Benchmark bandit: Numascale unveils 10TB/sec monster

Supermicro scores again, bringing massive compute power to bear

Numascale's non-universal memory architecture has been used to build a 324-CPU system with 108 Supermicro servers sharing a single system image and 20.7TB of memory – scoring a winning McCalpin STREAM benchmark.

The system, with its cache-coherent shared memory, ran at 10.096TB/sec for the McCalpin Scale function. It was 53 per cent more than the 6.59TB/sec attained by the second-placed system, an SGI Altix UV2000.

The benchmark is a synthetic "program that measures sustainable memory bandwidth and the corresponding computation rate for simple vector kernels".
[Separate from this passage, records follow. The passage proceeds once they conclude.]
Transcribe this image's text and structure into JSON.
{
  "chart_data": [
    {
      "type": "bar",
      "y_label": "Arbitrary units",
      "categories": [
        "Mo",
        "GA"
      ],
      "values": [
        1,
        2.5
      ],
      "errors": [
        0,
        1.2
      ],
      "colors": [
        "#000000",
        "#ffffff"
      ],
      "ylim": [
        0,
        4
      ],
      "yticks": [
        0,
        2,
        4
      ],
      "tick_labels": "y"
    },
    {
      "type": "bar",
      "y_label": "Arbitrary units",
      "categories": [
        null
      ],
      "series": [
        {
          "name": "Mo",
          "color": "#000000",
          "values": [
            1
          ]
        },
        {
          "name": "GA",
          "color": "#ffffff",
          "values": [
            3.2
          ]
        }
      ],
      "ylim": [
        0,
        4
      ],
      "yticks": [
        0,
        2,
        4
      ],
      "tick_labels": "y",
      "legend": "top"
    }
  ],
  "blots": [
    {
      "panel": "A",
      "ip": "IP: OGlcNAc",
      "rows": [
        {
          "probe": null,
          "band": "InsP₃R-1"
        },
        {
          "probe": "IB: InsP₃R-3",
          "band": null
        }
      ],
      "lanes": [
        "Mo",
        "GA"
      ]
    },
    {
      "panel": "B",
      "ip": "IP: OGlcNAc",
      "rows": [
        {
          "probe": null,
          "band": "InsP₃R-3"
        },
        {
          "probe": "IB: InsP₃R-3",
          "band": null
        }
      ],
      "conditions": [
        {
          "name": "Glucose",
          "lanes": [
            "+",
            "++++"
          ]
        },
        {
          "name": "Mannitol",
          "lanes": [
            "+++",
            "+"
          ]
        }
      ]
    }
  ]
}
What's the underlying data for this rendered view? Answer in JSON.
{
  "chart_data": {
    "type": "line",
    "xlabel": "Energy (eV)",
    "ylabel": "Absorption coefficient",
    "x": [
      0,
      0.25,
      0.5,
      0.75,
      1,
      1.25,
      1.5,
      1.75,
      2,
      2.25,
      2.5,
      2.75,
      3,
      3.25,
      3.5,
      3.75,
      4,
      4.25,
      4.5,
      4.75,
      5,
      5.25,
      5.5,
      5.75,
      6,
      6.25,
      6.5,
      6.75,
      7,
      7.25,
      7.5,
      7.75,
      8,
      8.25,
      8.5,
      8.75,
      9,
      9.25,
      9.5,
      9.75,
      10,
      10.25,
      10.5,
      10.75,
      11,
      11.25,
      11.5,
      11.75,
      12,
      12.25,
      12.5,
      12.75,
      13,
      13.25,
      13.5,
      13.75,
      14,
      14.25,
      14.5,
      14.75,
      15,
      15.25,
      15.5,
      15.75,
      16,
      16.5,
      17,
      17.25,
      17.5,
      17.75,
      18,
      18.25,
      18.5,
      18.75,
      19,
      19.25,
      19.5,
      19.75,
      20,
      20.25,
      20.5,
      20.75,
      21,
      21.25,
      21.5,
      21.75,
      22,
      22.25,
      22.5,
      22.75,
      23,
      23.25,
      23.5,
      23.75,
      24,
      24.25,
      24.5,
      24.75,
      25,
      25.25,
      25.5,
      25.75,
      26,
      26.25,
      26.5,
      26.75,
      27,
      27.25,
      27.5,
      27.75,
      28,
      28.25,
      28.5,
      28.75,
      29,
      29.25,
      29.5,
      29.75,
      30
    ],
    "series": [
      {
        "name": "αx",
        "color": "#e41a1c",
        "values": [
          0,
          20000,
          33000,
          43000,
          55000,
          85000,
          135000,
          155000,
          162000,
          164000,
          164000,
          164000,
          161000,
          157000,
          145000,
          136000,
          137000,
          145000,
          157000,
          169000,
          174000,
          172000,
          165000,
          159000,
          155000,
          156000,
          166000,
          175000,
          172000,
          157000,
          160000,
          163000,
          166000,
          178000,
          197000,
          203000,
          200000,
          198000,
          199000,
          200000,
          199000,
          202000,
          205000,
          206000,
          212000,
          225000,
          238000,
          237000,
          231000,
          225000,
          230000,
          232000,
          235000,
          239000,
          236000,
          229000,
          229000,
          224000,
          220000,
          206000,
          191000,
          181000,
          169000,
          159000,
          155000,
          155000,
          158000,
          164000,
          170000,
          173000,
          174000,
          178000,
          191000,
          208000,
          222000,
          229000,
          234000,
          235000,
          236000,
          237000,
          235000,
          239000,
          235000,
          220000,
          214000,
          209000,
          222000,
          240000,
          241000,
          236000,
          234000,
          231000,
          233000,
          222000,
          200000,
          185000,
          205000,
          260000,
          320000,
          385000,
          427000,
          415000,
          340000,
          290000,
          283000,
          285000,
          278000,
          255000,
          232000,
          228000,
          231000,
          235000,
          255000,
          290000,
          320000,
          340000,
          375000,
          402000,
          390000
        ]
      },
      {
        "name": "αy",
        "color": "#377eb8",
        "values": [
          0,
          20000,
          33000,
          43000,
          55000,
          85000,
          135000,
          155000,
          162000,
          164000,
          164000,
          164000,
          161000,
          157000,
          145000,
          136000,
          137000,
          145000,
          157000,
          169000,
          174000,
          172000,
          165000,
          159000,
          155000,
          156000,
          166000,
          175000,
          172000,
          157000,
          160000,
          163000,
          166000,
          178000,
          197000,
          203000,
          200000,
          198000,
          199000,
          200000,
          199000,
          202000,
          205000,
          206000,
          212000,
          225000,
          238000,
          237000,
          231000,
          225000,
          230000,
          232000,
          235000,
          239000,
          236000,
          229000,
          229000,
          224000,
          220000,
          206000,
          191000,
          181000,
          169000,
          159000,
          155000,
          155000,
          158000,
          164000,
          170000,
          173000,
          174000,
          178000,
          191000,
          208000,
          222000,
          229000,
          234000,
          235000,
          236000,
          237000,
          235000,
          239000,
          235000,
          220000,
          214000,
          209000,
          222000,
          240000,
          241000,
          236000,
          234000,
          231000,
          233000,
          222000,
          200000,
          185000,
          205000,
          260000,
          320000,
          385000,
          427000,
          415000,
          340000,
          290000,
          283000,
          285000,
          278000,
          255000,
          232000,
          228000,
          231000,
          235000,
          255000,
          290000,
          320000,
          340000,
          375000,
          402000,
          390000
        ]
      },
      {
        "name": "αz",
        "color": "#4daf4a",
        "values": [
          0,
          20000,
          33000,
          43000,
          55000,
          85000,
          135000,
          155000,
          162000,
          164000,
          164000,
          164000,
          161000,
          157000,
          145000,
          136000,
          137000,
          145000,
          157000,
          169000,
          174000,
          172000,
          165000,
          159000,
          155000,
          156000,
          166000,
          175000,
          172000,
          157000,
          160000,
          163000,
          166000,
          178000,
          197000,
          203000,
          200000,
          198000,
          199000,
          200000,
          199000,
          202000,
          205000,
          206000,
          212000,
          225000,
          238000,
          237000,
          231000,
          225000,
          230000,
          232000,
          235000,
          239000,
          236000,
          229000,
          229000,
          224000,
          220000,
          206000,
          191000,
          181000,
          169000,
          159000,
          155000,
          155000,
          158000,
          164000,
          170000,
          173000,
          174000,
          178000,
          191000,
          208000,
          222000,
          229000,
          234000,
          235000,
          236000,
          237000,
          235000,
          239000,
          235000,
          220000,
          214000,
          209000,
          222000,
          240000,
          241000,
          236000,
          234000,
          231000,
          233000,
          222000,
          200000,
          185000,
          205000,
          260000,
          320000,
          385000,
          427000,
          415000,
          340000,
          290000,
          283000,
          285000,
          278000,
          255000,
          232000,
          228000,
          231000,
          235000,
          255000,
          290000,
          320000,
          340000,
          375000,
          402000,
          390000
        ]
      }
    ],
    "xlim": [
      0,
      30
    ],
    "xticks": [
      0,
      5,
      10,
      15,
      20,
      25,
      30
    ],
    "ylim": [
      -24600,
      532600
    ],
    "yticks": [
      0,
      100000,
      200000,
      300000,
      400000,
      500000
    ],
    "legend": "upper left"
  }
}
The system enables massive compute power to be brought to bear on a humongous working set of data with parallel data access. Its details were:

  • 108 Supermicro 1U servers with 3 x AMD Opteron 6386 CPUs each, meaning 324 CPUs in total
  • Mounted in three racks with servers interconnected in a 3D torus via NumaConnect, with a 6x6x3 topology
  • Each Opteron 6386 has 16 cores, meaning each server has 48 cores
  • Each server has 192GB of memory, meaning 20.7TB in total
  • Each server runs Linux and there is a single system image across the 5,184 cores

Numascale said its NumaConnect "enables scalable server computer systems to be built from commodity components at cluster prices, while providing high performance shared memory programming capabilities [and it] eliminates the difficulty of MPI (message passing interface) coding for big data problems".
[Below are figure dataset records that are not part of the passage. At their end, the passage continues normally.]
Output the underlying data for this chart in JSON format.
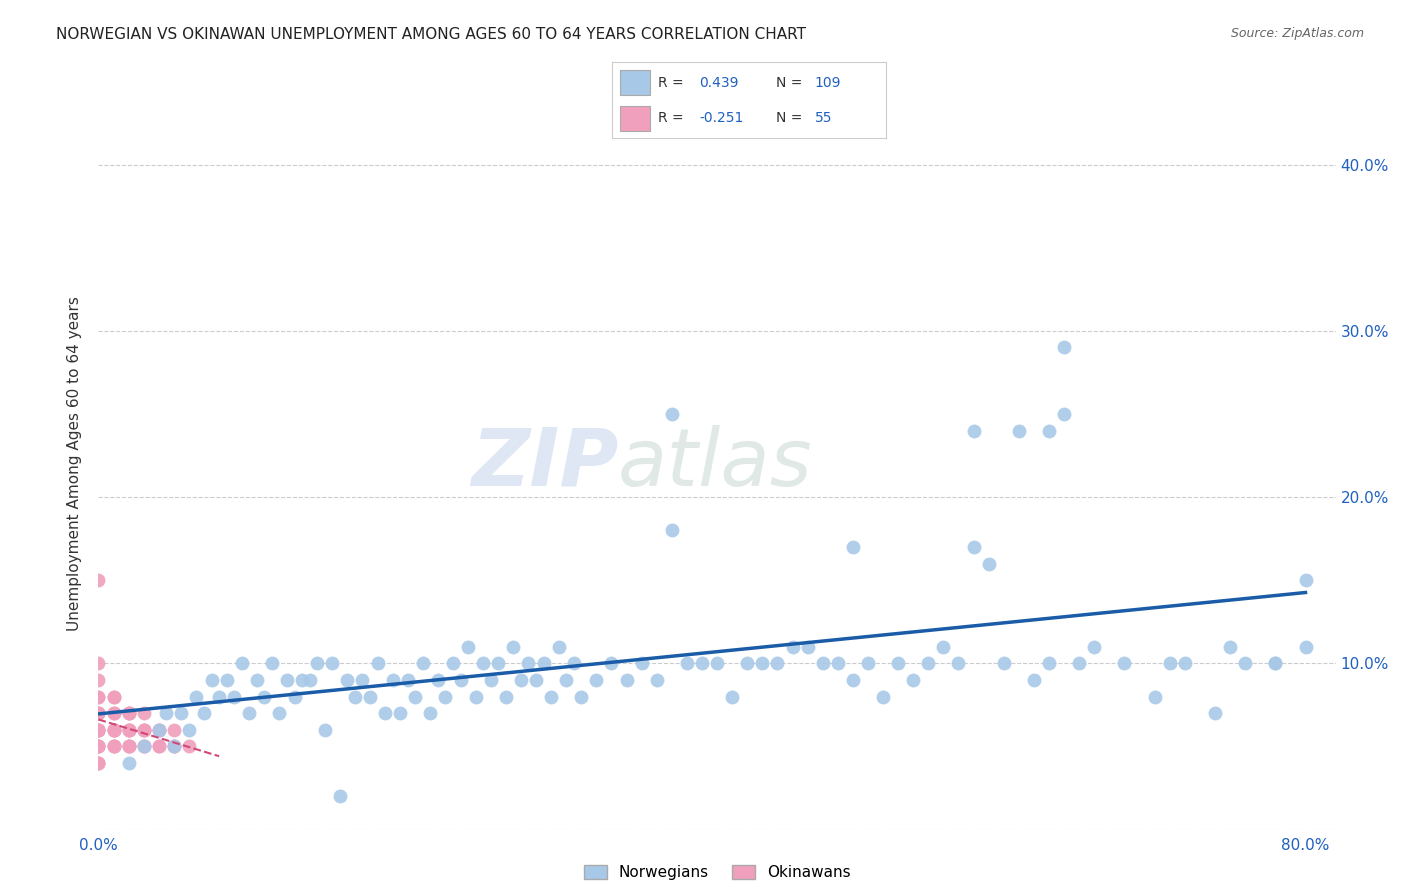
{
  "title": "NORWEGIAN VS OKINAWAN UNEMPLOYMENT AMONG AGES 60 TO 64 YEARS CORRELATION CHART",
  "source": "Source: ZipAtlas.com",
  "ylabel_label": "Unemployment Among Ages 60 to 64 years",
  "xlim": [
    0.0,
    0.82
  ],
  "ylim": [
    0.0,
    0.44
  ],
  "norwegian_R": 0.439,
  "norwegian_N": 109,
  "okinawan_R": -0.251,
  "okinawan_N": 55,
  "norwegian_color": "#a8c8e8",
  "norwegian_line_color": "#1a5ca8",
  "okinawan_color": "#f0a0bc",
  "okinawan_line_color": "#d04878",
  "legend_labels": [
    "Norwegians",
    "Okinawans"
  ],
  "watermark_zip": "ZIP",
  "watermark_atlas": "atlas",
  "norwegian_x": [
    0.02,
    0.03,
    0.04,
    0.045,
    0.05,
    0.055,
    0.06,
    0.065,
    0.07,
    0.075,
    0.08,
    0.085,
    0.09,
    0.095,
    0.1,
    0.105,
    0.11,
    0.115,
    0.12,
    0.125,
    0.13,
    0.135,
    0.14,
    0.145,
    0.15,
    0.155,
    0.16,
    0.165,
    0.17,
    0.175,
    0.18,
    0.185,
    0.19,
    0.195,
    0.2,
    0.205,
    0.21,
    0.215,
    0.22,
    0.225,
    0.23,
    0.235,
    0.24,
    0.245,
    0.25,
    0.255,
    0.26,
    0.265,
    0.27,
    0.275,
    0.28,
    0.285,
    0.29,
    0.295,
    0.3,
    0.305,
    0.31,
    0.315,
    0.32,
    0.33,
    0.34,
    0.35,
    0.36,
    0.37,
    0.38,
    0.39,
    0.4,
    0.41,
    0.42,
    0.43,
    0.44,
    0.45,
    0.46,
    0.47,
    0.48,
    0.49,
    0.5,
    0.51,
    0.52,
    0.53,
    0.54,
    0.55,
    0.56,
    0.57,
    0.58,
    0.59,
    0.6,
    0.61,
    0.62,
    0.63,
    0.64,
    0.65,
    0.66,
    0.68,
    0.7,
    0.72,
    0.74,
    0.76,
    0.78,
    0.8,
    0.5,
    0.38,
    0.58,
    0.63,
    0.64,
    0.71,
    0.75,
    0.78,
    0.8
  ],
  "norwegian_y": [
    0.04,
    0.05,
    0.06,
    0.07,
    0.05,
    0.07,
    0.06,
    0.08,
    0.07,
    0.09,
    0.08,
    0.09,
    0.08,
    0.1,
    0.07,
    0.09,
    0.08,
    0.1,
    0.07,
    0.09,
    0.08,
    0.09,
    0.09,
    0.1,
    0.06,
    0.1,
    0.02,
    0.09,
    0.08,
    0.09,
    0.08,
    0.1,
    0.07,
    0.09,
    0.07,
    0.09,
    0.08,
    0.1,
    0.07,
    0.09,
    0.08,
    0.1,
    0.09,
    0.11,
    0.08,
    0.1,
    0.09,
    0.1,
    0.08,
    0.11,
    0.09,
    0.1,
    0.09,
    0.1,
    0.08,
    0.11,
    0.09,
    0.1,
    0.08,
    0.09,
    0.1,
    0.09,
    0.1,
    0.09,
    0.25,
    0.1,
    0.1,
    0.1,
    0.08,
    0.1,
    0.1,
    0.1,
    0.11,
    0.11,
    0.1,
    0.1,
    0.09,
    0.1,
    0.08,
    0.1,
    0.09,
    0.1,
    0.11,
    0.1,
    0.24,
    0.16,
    0.1,
    0.24,
    0.09,
    0.1,
    0.29,
    0.1,
    0.11,
    0.1,
    0.08,
    0.1,
    0.07,
    0.1,
    0.1,
    0.11,
    0.17,
    0.18,
    0.17,
    0.24,
    0.25,
    0.1,
    0.11,
    0.1,
    0.15
  ],
  "okinawan_x": [
    0.0,
    0.0,
    0.0,
    0.0,
    0.0,
    0.0,
    0.0,
    0.0,
    0.0,
    0.0,
    0.0,
    0.0,
    0.0,
    0.0,
    0.0,
    0.0,
    0.0,
    0.0,
    0.01,
    0.01,
    0.01,
    0.01,
    0.01,
    0.01,
    0.01,
    0.01,
    0.01,
    0.01,
    0.02,
    0.02,
    0.02,
    0.02,
    0.02,
    0.02,
    0.02,
    0.02,
    0.03,
    0.03,
    0.03,
    0.03,
    0.03,
    0.03,
    0.04,
    0.04,
    0.04,
    0.04,
    0.05,
    0.05,
    0.05,
    0.06,
    0.0,
    0.0,
    0.0,
    0.01,
    0.02
  ],
  "okinawan_y": [
    0.04,
    0.05,
    0.06,
    0.07,
    0.08,
    0.06,
    0.05,
    0.04,
    0.07,
    0.06,
    0.08,
    0.05,
    0.06,
    0.07,
    0.04,
    0.05,
    0.06,
    0.07,
    0.06,
    0.05,
    0.07,
    0.06,
    0.08,
    0.05,
    0.06,
    0.07,
    0.05,
    0.06,
    0.05,
    0.06,
    0.07,
    0.05,
    0.06,
    0.07,
    0.06,
    0.05,
    0.05,
    0.06,
    0.07,
    0.06,
    0.05,
    0.06,
    0.05,
    0.06,
    0.05,
    0.06,
    0.05,
    0.06,
    0.05,
    0.05,
    0.15,
    0.09,
    0.1,
    0.08,
    0.07
  ],
  "grid_color": "#cccccc",
  "background_color": "#ffffff",
  "title_fontsize": 11,
  "axis_label_fontsize": 11,
  "tick_fontsize": 11,
  "source_fontsize": 9
}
This is a demonstration of Numascale prowess for the Big Data market. The system is the initial part of a cloud computing installation in a north America-based data centre used to run analysis routines that simulate complex dynamic data using both historical data and near real-time information.

The routines evaluate "location placement, megawatt sizing, and energy services mix in order to determine the greatest optimisation and efficiency gains from the integration of banks that store and deliver energy to an electric grid."
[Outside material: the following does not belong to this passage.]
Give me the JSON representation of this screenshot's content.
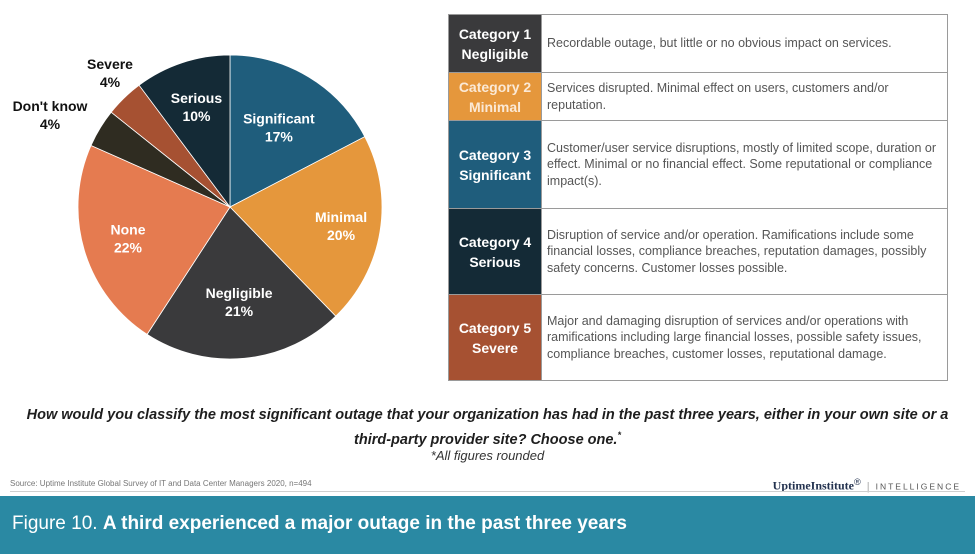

It's pretty specialised, but Numascale said its technology could be used in so-called smart city applications, such as traffic analysis. This would need, it suggests, 24x7 real-time streaming data from thousand of sensors to justify real-time decisions to optimise traffic flows.

NumaConnect supports up to 256TB of physical memory address space and up to 196,608 cores. Using Supermicro servers would certainty seem cheaper than using SGI or Cray systems or brand name packaged appliances.

But an all-flash equivalent, say using EMC DSSD technology, might be cheaper still and deliver pretty damn good (but not so fast) performance. Balancing budget and performance needs is going to be fun.